Charlie Doss stood outside his house on South Rural Street and watched the cops rumble by on their motorcycles.
“You’d think they were gettin’ ready for World War Three,” he muttered. The police presence in his neighborhood was making Charlie cranky.
“What’s the big fuckin’ deal?” he announced.
Roughly two dozen patrol cars and a mobile IMPD unit sat at the ready in the parking lot of the Carpenters Local Union building two blocks from the First Church of Cannabis. Officers seemed to be everywhere; on foot, on bicycles — like so many other cities in America in recent years, Indy’s police department looked less like a group of peacekeeping constables and more like an occupying force.
IMPD was out in strength for the opening services of Bill Levin’s brainchild, the First Church of Cannabis, an “unintended consequence” of Indiana’s Religious Freedom Restoration law. After gaining tax-exempt status from the IRS, Bill had planned his inaugural ceremony for the day the law went into effect — July 1, 2015.
Bill had initially stated that his congregants would partake of their sacrament — weed — at the end of the service.
Marion County Prosecutor Terry Curry had responded to Bill’s intentions with a press conference. Curry expressed monumental frustration with the Indiana legislature, but made it clear IMPD would have all the plastic cuffs it needed: “Anyone caught in possession of marijuana will be subject to arrest … anyone caught giving marijuana to another individual will be subject to arrest for dealing.”

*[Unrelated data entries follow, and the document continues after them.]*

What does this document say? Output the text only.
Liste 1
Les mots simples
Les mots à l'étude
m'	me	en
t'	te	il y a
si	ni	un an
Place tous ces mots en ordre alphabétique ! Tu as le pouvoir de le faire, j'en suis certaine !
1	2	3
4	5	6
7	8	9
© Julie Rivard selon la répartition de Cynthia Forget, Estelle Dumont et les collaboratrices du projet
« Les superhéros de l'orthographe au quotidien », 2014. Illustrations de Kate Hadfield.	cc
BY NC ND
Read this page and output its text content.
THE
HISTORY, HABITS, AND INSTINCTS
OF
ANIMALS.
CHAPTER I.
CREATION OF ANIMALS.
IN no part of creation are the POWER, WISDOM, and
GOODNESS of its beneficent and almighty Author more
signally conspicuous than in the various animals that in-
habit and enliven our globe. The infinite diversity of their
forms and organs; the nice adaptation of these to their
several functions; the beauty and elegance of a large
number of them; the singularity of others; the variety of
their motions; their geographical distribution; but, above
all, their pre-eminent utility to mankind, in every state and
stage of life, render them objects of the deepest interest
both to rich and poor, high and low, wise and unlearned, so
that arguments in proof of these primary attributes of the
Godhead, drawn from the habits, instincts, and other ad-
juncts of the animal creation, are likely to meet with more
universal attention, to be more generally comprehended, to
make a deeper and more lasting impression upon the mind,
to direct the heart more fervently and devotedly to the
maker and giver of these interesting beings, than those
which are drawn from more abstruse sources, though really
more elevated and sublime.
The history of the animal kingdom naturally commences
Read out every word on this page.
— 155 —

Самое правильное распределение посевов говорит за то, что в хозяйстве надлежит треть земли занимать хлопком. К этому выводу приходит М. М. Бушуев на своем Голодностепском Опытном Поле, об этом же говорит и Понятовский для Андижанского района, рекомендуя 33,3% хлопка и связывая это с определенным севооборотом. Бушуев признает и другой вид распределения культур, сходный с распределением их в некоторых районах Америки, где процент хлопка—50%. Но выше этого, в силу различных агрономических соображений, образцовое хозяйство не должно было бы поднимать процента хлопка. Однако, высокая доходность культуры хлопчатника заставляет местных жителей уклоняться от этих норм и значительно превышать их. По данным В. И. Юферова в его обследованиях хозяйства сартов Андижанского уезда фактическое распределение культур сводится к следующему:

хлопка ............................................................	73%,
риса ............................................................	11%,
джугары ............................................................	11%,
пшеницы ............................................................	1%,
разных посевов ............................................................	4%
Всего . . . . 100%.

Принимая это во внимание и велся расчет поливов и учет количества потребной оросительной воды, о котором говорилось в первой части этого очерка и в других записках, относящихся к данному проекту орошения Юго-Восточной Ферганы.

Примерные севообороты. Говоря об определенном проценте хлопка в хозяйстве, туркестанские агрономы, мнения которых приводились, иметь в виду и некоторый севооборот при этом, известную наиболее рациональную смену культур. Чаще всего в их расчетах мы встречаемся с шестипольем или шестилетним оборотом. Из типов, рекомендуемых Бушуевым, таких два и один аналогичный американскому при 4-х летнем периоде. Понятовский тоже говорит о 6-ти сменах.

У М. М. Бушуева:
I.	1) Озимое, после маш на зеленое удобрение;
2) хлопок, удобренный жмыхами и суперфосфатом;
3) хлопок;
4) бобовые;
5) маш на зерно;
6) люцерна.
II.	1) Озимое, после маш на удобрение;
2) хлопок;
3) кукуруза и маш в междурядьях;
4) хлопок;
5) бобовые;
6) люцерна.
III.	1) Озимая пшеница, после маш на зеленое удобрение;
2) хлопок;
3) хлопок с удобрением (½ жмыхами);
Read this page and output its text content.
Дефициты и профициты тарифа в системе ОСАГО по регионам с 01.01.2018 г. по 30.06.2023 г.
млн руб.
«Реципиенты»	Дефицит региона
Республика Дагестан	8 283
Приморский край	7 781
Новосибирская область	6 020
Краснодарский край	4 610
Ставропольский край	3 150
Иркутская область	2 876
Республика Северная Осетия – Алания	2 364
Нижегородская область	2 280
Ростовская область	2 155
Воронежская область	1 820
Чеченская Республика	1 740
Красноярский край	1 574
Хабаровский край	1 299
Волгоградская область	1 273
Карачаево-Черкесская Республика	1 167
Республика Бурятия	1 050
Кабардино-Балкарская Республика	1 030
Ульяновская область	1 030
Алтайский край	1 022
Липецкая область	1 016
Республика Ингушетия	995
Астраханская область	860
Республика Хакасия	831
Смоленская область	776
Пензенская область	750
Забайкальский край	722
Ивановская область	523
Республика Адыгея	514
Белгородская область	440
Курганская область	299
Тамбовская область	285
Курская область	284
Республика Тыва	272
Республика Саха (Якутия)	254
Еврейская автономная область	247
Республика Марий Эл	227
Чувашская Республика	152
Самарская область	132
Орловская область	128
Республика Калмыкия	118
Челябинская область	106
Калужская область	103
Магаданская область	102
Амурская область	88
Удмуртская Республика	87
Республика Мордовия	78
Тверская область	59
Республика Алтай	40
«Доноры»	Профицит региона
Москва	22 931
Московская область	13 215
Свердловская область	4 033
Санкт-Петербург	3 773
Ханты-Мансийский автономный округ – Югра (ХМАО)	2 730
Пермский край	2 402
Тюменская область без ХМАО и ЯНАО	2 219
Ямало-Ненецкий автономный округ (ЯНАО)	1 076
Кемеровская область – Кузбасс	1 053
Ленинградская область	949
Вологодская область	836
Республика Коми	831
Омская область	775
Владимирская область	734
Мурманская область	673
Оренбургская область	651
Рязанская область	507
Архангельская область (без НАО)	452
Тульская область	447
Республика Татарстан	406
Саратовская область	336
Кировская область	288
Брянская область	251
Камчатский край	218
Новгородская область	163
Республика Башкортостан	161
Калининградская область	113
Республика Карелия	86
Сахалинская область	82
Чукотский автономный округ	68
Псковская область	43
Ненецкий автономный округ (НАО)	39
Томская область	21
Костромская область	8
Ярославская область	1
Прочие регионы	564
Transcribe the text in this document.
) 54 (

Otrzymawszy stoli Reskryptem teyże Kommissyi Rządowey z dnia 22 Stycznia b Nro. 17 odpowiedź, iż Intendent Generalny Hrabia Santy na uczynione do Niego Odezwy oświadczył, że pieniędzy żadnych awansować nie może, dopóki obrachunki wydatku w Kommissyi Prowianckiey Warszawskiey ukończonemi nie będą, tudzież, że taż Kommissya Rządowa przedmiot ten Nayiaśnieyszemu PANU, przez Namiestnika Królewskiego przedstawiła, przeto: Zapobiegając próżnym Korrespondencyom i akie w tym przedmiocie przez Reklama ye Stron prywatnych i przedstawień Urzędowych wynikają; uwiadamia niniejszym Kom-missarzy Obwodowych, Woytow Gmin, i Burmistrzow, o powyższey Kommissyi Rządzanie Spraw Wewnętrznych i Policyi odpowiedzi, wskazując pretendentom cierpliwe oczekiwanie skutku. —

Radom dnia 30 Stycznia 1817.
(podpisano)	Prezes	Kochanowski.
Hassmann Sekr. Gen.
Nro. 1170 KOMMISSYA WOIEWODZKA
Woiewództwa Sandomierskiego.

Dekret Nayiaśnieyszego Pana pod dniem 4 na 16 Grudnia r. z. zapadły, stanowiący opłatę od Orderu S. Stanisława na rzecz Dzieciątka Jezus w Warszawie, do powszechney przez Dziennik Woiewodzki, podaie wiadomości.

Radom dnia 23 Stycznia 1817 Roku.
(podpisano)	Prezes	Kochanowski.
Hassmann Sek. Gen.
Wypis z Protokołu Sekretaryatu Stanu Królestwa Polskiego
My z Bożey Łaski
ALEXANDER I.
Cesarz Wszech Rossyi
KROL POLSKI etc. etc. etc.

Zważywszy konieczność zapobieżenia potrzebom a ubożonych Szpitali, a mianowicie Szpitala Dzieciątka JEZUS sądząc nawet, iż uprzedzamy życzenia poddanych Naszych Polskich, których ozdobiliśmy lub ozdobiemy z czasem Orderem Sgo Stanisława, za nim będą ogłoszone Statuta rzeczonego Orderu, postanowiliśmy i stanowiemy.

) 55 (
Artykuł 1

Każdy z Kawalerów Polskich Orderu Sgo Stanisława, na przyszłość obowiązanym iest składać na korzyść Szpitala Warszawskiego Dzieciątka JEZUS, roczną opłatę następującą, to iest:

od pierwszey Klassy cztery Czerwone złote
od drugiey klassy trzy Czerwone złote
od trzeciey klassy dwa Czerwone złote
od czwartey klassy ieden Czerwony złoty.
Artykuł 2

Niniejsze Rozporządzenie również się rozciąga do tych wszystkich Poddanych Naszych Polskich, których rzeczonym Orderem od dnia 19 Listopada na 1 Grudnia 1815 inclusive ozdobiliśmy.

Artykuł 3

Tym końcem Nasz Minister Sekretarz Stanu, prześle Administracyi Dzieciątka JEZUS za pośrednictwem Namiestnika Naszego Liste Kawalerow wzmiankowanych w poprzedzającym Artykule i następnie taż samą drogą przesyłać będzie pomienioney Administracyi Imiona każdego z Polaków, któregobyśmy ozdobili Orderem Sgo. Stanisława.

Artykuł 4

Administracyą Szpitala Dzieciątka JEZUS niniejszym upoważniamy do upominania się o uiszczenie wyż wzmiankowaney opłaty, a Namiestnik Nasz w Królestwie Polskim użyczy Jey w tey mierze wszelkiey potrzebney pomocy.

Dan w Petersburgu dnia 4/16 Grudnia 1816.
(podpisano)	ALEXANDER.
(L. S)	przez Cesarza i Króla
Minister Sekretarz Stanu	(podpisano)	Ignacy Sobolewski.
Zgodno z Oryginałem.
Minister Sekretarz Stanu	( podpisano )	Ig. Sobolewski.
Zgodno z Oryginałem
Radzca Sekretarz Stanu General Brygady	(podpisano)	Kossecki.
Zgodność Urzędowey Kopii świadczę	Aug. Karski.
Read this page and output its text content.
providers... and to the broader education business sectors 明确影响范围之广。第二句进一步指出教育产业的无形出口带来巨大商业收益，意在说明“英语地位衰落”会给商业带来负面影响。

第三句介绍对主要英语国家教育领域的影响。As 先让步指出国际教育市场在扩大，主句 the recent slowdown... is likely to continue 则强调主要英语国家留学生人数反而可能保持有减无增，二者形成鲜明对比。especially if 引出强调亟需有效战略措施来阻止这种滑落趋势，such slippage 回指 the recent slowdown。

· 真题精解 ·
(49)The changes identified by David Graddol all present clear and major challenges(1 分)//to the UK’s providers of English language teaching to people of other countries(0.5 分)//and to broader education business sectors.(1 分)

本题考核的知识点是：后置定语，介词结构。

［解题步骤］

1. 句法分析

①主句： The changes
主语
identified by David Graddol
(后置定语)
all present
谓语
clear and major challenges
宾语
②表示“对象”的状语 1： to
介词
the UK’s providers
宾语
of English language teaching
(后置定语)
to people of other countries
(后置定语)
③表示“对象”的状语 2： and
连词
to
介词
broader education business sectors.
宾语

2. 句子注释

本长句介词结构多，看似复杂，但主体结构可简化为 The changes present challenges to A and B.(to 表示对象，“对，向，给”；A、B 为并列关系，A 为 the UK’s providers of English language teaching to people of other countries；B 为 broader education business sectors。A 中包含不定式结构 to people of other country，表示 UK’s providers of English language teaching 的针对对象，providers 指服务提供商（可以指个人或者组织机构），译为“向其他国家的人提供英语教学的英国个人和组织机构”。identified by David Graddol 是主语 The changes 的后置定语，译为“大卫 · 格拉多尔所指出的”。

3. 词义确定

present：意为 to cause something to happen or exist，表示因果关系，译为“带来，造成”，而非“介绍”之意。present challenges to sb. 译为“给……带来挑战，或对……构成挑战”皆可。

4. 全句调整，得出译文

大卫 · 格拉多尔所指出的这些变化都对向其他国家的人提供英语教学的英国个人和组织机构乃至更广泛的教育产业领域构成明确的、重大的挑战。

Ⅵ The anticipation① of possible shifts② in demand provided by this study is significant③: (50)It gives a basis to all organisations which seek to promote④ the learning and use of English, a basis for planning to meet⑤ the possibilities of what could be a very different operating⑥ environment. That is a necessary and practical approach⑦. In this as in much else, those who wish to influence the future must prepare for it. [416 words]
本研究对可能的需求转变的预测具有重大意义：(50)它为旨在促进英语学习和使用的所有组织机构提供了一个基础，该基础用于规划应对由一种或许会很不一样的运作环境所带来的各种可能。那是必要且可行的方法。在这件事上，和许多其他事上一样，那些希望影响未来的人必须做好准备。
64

And further, as NUVO’s Amber Stearns reported on June 26:
Curry outlined all of the potential causes for arrest at the church service. Anyone attending the service, if marijuana is present, could be subject to arrest for probation violation or for visiting a common nuisance even if they choose not to partake in the church’s “sacrament.” Anyone who tries to drive away from the church while high is subject to arrest for operating under the influence. Any and all possible criminal code violations will be enforced. He also stressed that no minor child should be in the vicinity of the church.
Worried about a mass bust — including those who simply might’ve shown up to sing and not smoke — Levin prohibited weed at the church for the July 1 services.
City-County Councilor voices concern over city’s response to First Church of Cannabis
Posted By Amber Stearns @AmberLStearns on Thu, Jul 2, 2015 at 4:00 PM
Indianapolis City- County Councilor Zach Adamson issued a statement calling into question the actions of the city and specifically the Indianapolis Metropolitan Police Department in their response to the First Church of Cannabis.
The church held their first service Wednesday at noon following the enactment of the state’s Religious Freedom Restoration Act.
Adamson says the views expressed in his statement are his own and are not meant to reflect the sentiment of the entire council.
Adamson’s statement reads as follows:
Yesterday, as Hoosiers watched as several new state laws took effect, one issue of particular local interest has been a bit more high profile in the news. Specifically, The First Church of Cannabis, as they push the limits of the liberties the state says they wanted to protect.
Sadly, more than the reaction of the state, the OVER-reaction by local authorities has been of greater disappointment. Indianapolis residents have watched over the weeks as the media wars on both side of the issue have battled it out on both mainstream and social media.
“I’ve been very troubled by the reaction by our city and the by and large overreaction by our police chief, who actually compared this religious institution’s leader to Jim Jones. That’s a jaw-dropping comparison to a horrific crime and it is an insult to the lives that were lost in that tragedy. It is even more disappointing to see this overreaction using scarce public safety resources during a time of great need in our neighborhoods”, said City-County Councilor Zach Adamson.
Adamson continued, “Many residents have rightfully raised concerns about the city’s inappropriate use of taxpayer resources to fund harassment of this minority religious group. After reading several media reports of selective enforcement of municipal ordinances, the undue installation of police surveillance cameras – at a time when so many of our areas hardest hit by crime don’t have such attention – and the literal recruitment of opposition protesters by the mayors IMPD chief, many fear that Chief Hite’s actions have exposed the City of Indianapolis to expensive and preventable civil liabilities for violations of Indiana’s Religious Freedom Restoration Act, among others.
As our city saw with yesterday morning’s homicide on the near northwest side, we need more officers on the streets and more dollars for neighborhood policing strategies – not unwarranted harassment.”
The Council intends to take all possible actions to give IMPD the necessary tools they need to prioritize enforcement and we hope that we can pull back this encroachment onto the religious freedom of our residents. We call on the public safety agencies to allocate the officers and cameras where our residents have, for years, been begging for them and stop this highly inappropriate use of scarce taxpayer resources. We also call on Chief Hite to issue an immediate apology for the inappropriate invoking of the Jonestown Massacre.